Ingredients for 6 servings
- 1 trimmed lamb shoulder
- Fresh herbs (thyme, bay leaf, parsley)
- 1 teaspoon ras el hanout
- 500 g carrots
- 500 g potatoes
- 500 g zucchini
- Coarse sea salt
- 1 teaspoon cumin
A tender and flavorful lamb shoulder, steamed with aromatic herbs and seasonal vegetables. A generous and well-balanced dish that brings out the delicate nature of the meat.
1 Fill the bottom of a couscous steamer three-quarters full with water. Add fresh herbs (thyme, bay leaf, parsley), ras el hanout, and a pinch of coarse sea salt.
2 Bring the water to a boil. Place the lamb shoulder in the top of the steamer, cover, and steam for 1 hour.
3 Cut the carrots into large cubes and arrange them around the meat.
4 After 15 minutes, cut the potatoes into large cubes and add them to the steamer.
5 After another 15 minutes, cut the zucchini into large cubes, add to the steamer, and season the vegetables lightly.

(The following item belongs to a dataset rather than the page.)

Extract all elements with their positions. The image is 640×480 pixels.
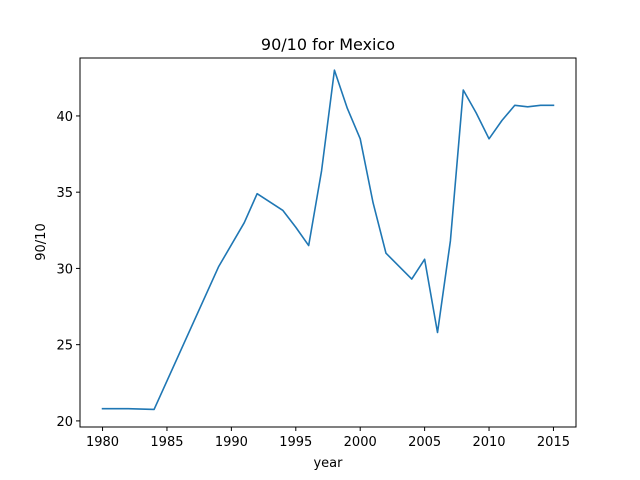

6 Continue steaming for about 30 minutes until the meat pulls away easily with your fingers and the vegetables are tender (approximately 2 hours total cooking time).
7 Transfer the lamb shoulder to a serving platter and arrange the vegetables attractively around it. Serve the coarse salt and cumin on the side.
8 Reserve the cooking liquid from the bottom of the steamer by straining it. Use it to make a flavorful soup or to moisten couscous or rice.
A lovely Mediterranean dish, a nice chilled rosé and a mint tea to finish for a total change of scenery.